Degradation and SEI Evolution in Alloy Anodes Revealed by Correlative Liquid-Cell Electrochemistry and Cryogenic Microscopy

TL;DR

This study combines advanced cryogenic microscopy and electrochemical techniques to visualize and understand the dynamic evolution of solid electrolyte interphase and lithium alloying in alloy anodes, revealing degradation mechanisms.

Contribution

It introduces a correlative operando characterization workflow that captures interfacial processes in alloy anodes with high spatial and chemical resolution.

Findings

Heterogeneous SEI formation observed at the solid-liquid interface.

Lithium carbonate-rich inner SEI layers identified.

Retention of elemental lithium along grain boundaries and lithium loss mechanisms.

Abstract

Understanding solid liquid interfaces at high spatial and chemical resolution is crucial for advancing electrochemical energy storage technologies, yet this remains a persistent challenge due to the lack of characterisation techniques that can capture dynamic processes and preserve fragile interfacial chemistries.
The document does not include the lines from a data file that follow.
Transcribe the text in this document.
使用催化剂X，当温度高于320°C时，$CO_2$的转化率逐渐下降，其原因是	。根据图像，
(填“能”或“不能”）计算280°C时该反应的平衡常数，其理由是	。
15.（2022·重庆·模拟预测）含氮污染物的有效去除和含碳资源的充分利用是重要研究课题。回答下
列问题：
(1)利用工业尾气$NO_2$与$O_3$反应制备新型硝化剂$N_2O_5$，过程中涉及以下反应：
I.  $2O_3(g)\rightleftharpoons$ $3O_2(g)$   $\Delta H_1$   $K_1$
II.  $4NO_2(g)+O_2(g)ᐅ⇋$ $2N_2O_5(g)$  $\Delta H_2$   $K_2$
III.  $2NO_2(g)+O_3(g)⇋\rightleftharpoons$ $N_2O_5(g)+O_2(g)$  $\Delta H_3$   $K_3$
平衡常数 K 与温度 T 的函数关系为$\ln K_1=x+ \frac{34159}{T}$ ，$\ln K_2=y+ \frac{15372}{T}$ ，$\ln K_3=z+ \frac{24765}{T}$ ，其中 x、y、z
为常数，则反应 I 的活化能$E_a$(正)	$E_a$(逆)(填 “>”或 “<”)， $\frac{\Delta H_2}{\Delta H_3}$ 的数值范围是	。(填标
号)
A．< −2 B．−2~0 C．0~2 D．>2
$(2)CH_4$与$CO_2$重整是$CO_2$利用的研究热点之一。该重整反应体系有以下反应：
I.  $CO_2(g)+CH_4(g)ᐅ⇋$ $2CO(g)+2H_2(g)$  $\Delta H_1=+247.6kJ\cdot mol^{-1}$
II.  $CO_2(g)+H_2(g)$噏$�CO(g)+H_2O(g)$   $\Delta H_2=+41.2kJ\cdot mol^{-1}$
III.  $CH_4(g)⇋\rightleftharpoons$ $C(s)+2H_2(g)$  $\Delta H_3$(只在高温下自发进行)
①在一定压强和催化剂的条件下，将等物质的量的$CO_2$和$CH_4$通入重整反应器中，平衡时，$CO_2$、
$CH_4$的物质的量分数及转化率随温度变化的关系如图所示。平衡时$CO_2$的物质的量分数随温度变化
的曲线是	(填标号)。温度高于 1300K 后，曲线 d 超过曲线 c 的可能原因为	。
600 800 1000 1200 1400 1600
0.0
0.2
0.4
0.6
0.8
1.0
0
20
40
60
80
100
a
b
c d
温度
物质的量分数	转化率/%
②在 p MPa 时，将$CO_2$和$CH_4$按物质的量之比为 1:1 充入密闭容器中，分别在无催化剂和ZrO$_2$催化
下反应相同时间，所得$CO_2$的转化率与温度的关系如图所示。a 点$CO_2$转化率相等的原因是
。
In lithium ion batteries, interfacial phenomena such as lithium alloying, solid electrolyte interphase formation, and electrode degradation play a decisive role in capacity retention and failure mechanisms but are difficult to observe in their native state due to high mobility, reactivity, and low atomic number of lithium. Here, we use a recently introduced correlative operando characterisation approach that integrates electrochemical liquid cell transmission electron microscopy with cryogenic atom probe tomography to resolve the evolution of a platinum alloy anode at the solid liquid interface during electrochemical cycling. This correlative, cryo enabled workflow reveals spatially heterogeneous SEI formation, the presence of lithium carbonate rich inner SEI layers, and the retention of elemental lithium within the platinum electrode, most likely trapped along grain boundaries. Additionally, we observe the formation of mossy lithium structures and irreversible lithium loss through dead lithium accumulation. Our results provide direct mechanistic insight into lithium alloying and degradation pathways in alloy based anodes and establish a generalised platform for probing dynamic electrochemical interfaces with complementary structural and chemical sensitivity. The methodology is broadly applicable to next generation electrode materials and electrochemical devices where interfacial dynamics dictate performance and stability.